Until then, let us begin in a small way at our own levels by refraining from honking while driving and at traffic signals, keeping our TV, radio and stereos volumes low and registering our protest when blaring loudspeakers during public functions disturb the peace and quiet of the neighbourhood.


  1. Kiran Deglurkar says:

    Hello Bala Venkarta Sudhakar,

    I fully support your concern. I was in bangalore for 2 years and used to work in a s/w company in whitefield. I always used to have a severe headache and fatigue after coming home because of honking and the traffic noise. I have many friends in bangalore who say that they are more tired with the traffic noise than the work.
    Warm Regards

  2. Shamala Kittane says:

    Hi Bala
    I would like to join you in this effort against ‘Noise’.

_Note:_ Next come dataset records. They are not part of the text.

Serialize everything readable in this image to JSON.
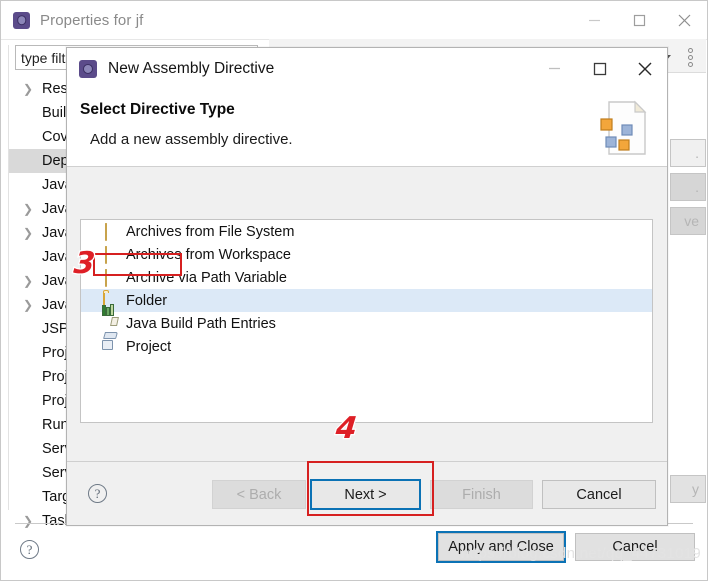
{
  "main_window": {
    "title": "Properties for jf",
    "icon": "eclipse-icon",
    "window_controls": {
      "minimize": "minimize-icon",
      "maximize": "maximize-icon",
      "close": "close-icon"
    },
    "filter": {
      "value": "type filt",
      "placeholder": "type filter text"
    },
    "tree_items": [
      {
        "label": "Reso",
        "expandable": true,
        "selected": false
      },
      {
        "label": "Build",
        "expandable": false,
        "selected": false
      },
      {
        "label": "Cove",
        "expandable": false,
        "selected": false
      },
      {
        "label": "Depl",
        "expandable": false,
        "selected": true
      },
      {
        "label": "Java ",
        "expandable": false,
        "selected": false
      },
      {
        "label": "Java ",
        "expandable": true,
        "selected": false
      },
      {
        "label": "Java ",
        "expandable": true,
        "selected": false
      },
      {
        "label": "Javad",
        "expandable": false,
        "selected": false
      },
      {
        "label": "Java ",
        "expandable": true,
        "selected": false
      },
      {
        "label": "JavaS",
        "expandable": true,
        "selected": false
      },
      {
        "label": "JSP F",
        "expandable": false,
        "selected": false
      },
      {
        "label": "Proje",
        "expandable": false,
        "selected": false
      },
      {
        "label": "Proje",
        "expandable": false,
        "selected": false
      },
      {
        "label": "Proje",
        "expandable": false,
        "selected": false
      },
      {
        "label": "Run/",
        "expandable": false,
        "selected": false
      },
      {
        "label": "Serve",
        "expandable": false,
        "selected": false
      },
      {
        "label": "Servi",
        "expandable": false,
        "selected": false
      },
      {
        "label": "Targe",
        "expandable": false,
        "selected": false
      },
      {
        "label": "Task",
        "expandable": true,
        "selected": false
      }
    ],
    "right_partial_buttons": [
      {
        "label": "."
      },
      {
        "label": "."
      },
      {
        "label": "ve"
      },
      {
        "label": "y"
      }
    ],
    "footer": {
      "help_icon": "help-icon",
      "apply_and_close": "Apply and Close",
      "cancel": "Cancel"
    },
    "watermark": "https://blog.csdn.net/qq_44731019"
  },
  "dialog": {
    "title": "New Assembly Directive",
    "icon": "eclipse-icon",
    "window_controls": {
      "minimize": "minimize-icon",
      "maximize": "maximize-icon",
      "close": "close-icon"
    },
    "header": {
      "title": "Select Directive Type",
      "subtitle": "Add a new assembly directive.",
      "banner_icon": "wizard-page-icon"
    },
    "list": [
      {
        "label": "Archives from File System",
        "icon": "jar-icon",
        "selected": false
      },
      {
        "label": "Archives from Workspace",
        "icon": "jar-icon",
        "selected": false
      },
      {
        "label": "Archive via Path Variable",
        "icon": "jar-icon",
        "selected": false
      },
      {
        "label": "Folder",
        "icon": "folder-icon",
        "selected": true
      },
      {
        "label": "Java Build Path Entries",
        "icon": "books-icon",
        "selected": false
      },
      {
        "label": "Project",
        "icon": "project-icon",
        "selected": false
      }
    ],
    "footer": {
      "help_icon": "help-icon",
      "back": "< Back",
      "next": "Next >",
      "finish": "Finish",
      "cancel": "Cancel"
    }
  },
  "annotations": [
    {
      "number": "3",
      "target": "folder-list-item"
    },
    {
      "number": "4",
      "target": "next-button"
    }
  ],
  "colors": {
    "accent": "#0b72b5",
    "annotation_red": "#d62020",
    "selection_blue": "#dce9f7",
    "dialog_bg": "#f0f0f0"
  }
}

    Let me know if you need help


  3. Dr Kadiyali M Srivatsa says:

    I think you need to spread this news and impart fear of God before you can bring in changes. It is important to address this issue because companies are concerned about staff stress level. A tired worker cannot concentrate and function well resulting in poor performance. Western business establishment want their staff not to be stressed. I am sure some companies will start moving out from Bangalore if they find their work force are not working efficiently and their retun in investment is poor.

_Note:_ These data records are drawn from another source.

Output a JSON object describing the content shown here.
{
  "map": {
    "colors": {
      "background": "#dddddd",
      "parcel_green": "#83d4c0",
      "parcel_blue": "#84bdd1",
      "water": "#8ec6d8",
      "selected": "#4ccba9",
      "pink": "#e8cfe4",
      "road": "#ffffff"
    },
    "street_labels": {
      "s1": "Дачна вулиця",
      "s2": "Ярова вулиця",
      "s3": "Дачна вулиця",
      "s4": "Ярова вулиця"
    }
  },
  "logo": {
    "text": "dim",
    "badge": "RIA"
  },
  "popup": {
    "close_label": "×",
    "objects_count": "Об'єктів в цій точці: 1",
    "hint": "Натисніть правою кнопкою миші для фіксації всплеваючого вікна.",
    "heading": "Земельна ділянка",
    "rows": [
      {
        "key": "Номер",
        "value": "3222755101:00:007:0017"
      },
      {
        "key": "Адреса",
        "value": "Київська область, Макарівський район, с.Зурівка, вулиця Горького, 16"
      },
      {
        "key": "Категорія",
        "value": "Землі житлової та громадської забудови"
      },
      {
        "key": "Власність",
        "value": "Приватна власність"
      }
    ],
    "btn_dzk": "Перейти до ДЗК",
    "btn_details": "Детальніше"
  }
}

  4. Bala Venkata Sudhakara Reddy Vuyyuru says:

    I thank you each one of you for the responses and improvement views.Today there is an article mentioned in Kannada Times Of India Newspaper. More info refer Media Metion in

  5. Bala Venkata Sudhakara Reddy Vuyyuru says:

    Mission Peace-Stop the noise: Invitation to demo and press conference on SAT NOV 15th. The venue is Cubbon Park (at kasturba road signal), date is Saturday, Nov15th and time is 10:00am-11:00am.

    More info

  6. Satya Kumar Kolluru says:

    Our Rotary Club of Cantonment member Mr.Rajendra Rane has initiated a drive to reduce noise pollution by enloghtening the cab drivers on the effects of noise pollution. The other suggestion i have is to make some creative stickers and request the vehicle owners to stick the same on the rear of the vehicle. This might help in the efforts

  7. Kanak Nagarkatti says:

    This site has been quiet for a several months while the noise levels are unchanged.
    I have been driving for 30 years. It was only about fifteen years ago that I became conscious of noise pollution by horns and have since never honked except in an emergency- that too on a highway.

    Noise cannot be stopped by email campaigns. We need to get on to the streets.

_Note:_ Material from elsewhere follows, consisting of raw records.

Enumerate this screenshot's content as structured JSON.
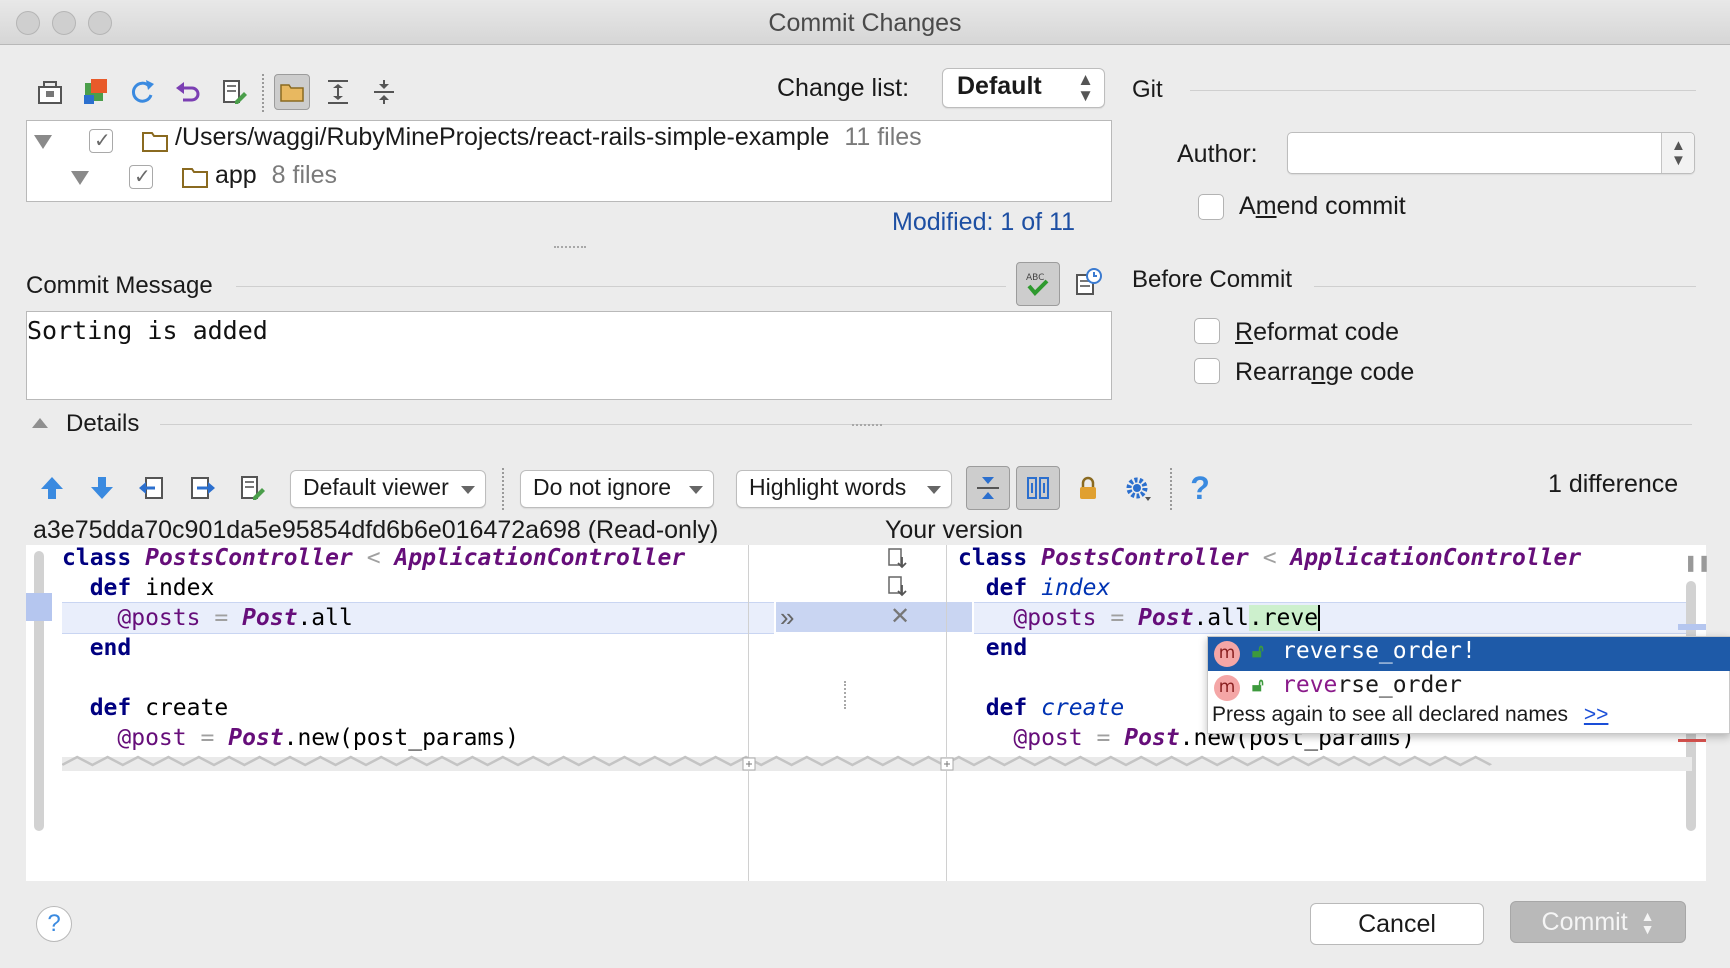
{
  "window": {
    "title": "Commit Changes"
  },
  "changes": {
    "change_list_label": "Change list:",
    "change_list_value": "Default",
    "tree": [
      {
        "path": "/Users/waggi/RubyMineProjects/react-rails-simple-example",
        "count": "11 files"
      },
      {
        "path": "app",
        "count": "8 files"
      }
    ],
    "modified": "Modified: 1 of 11"
  },
  "git": {
    "title": "Git",
    "author_label": "Author:",
    "author_value": "",
    "amend_prefix": "A",
    "amend_mnemonic": "m",
    "amend_suffix": "end commit"
  },
  "before_commit": {
    "title": "Before Commit",
    "reformat_mnemonic": "R",
    "reformat_rest": "eformat code",
    "rearrange_prefix": "Rearra",
    "rearrange_mnemonic": "n",
    "rearrange_suffix": "ge code"
  },
  "commit_message": {
    "label": "Commit Message",
    "text": "Sorting is added"
  },
  "details": {
    "label": "Details",
    "viewer": "Default viewer",
    "ignore": "Do not ignore",
    "highlight": "Highlight words",
    "difference_count": "1 difference",
    "left_title": "a3e75dda70c901da5e95854dfd6b6e016472a698 (Read-only)",
    "right_title": "Your version"
  },
  "completion": {
    "items": [
      "reverse_order!",
      "reverse_order"
    ],
    "hint": "Press again to see all declared names",
    "hint_link": ">>",
    "badge": "m"
  },
  "footer": {
    "cancel": "Cancel",
    "commit": "Commit"
  },
  "colors": {
    "accent_blue": "#1d4fa3",
    "selection": "#1e5aa8",
    "changed_line": "#e9eefb",
    "keyword": "#000080",
    "class_name": "#660e7a"
  }
}
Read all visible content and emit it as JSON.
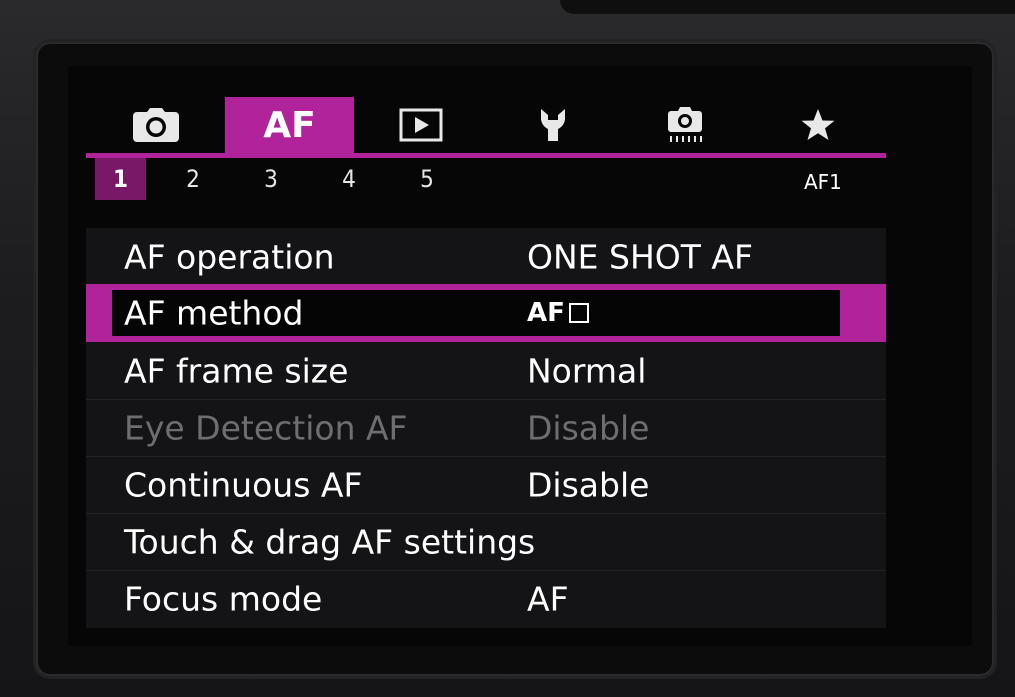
{
  "tabs": [
    {
      "name": "shooting",
      "icon": "camera-icon",
      "label": ""
    },
    {
      "name": "af",
      "icon": "",
      "label": "AF",
      "active": true
    },
    {
      "name": "playback",
      "icon": "play-icon",
      "label": ""
    },
    {
      "name": "setup",
      "icon": "wrench-icon",
      "label": ""
    },
    {
      "name": "custom-functions",
      "icon": "camera-custom-icon",
      "label": ""
    },
    {
      "name": "my-menu",
      "icon": "star-icon",
      "label": ""
    }
  ],
  "subtabs": [
    "1",
    "2",
    "3",
    "4",
    "5"
  ],
  "active_subtab": "1",
  "page_code": "AF1",
  "menu": {
    "items": [
      {
        "label": "AF operation",
        "value": "ONE SHOT AF",
        "state": "normal"
      },
      {
        "label": "AF method",
        "value": "AF",
        "value_icon": "af-frame-icon",
        "state": "selected"
      },
      {
        "label": "AF frame size",
        "value": "Normal",
        "state": "normal"
      },
      {
        "label": "Eye Detection AF",
        "value": "Disable",
        "state": "disabled"
      },
      {
        "label": "Continuous AF",
        "value": "Disable",
        "state": "normal"
      },
      {
        "label": "Touch & drag AF settings",
        "value": "",
        "state": "normal"
      },
      {
        "label": "Focus mode",
        "value": "AF",
        "state": "normal"
      }
    ]
  },
  "colors": {
    "accent": "#b0239a",
    "subtab_active": "#7a1868",
    "disabled_text": "#6e6e70",
    "text": "#ffffff"
  }
}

    1. Get such anti-noise organisations together.

    2. If you can get together groups from your building complex or street and form localised groups who can get into action in their own areas.

    3. Choose a date, say 1½ to 2 months from now. Can we choose 20th October 2009 or 01st November 2009 for example?

    4. Tell all radio stations to announce & warn motorists that on this day, members will take to the streets and picket honking vehicles, particularly those with double horns and delay them for 15 minutes. Peaceful picketing, no violence. The erring driver will be given a lecture for the 15 minutes. Also if he has a dual or air horn, his vehicle number and license number will be reported to the police.

    5. If you contacts with local police, use them. The cop on the street is most affected by noise as they spend so much time on the streets.

    6. Start a campaign against companies and shops which sell horns which are very loud such as air horns, dual tone etc.. Bosch is one such company which has an advertisement in Auto Car magazine etc, saying that their horns are loud etc..

    7. Let us get together and on to the streets- email will not work.

    8. Put this sticker on your car window in English and Kannada- :If you honk, I will stop and block you”. Or better I plan to get a scrolling sign in 2-3 languages, though it costs over Rs. 10,000 and blocks out some of the rear view.

    9. More ideas, but targeting honkers on the streets, not email campaigns only.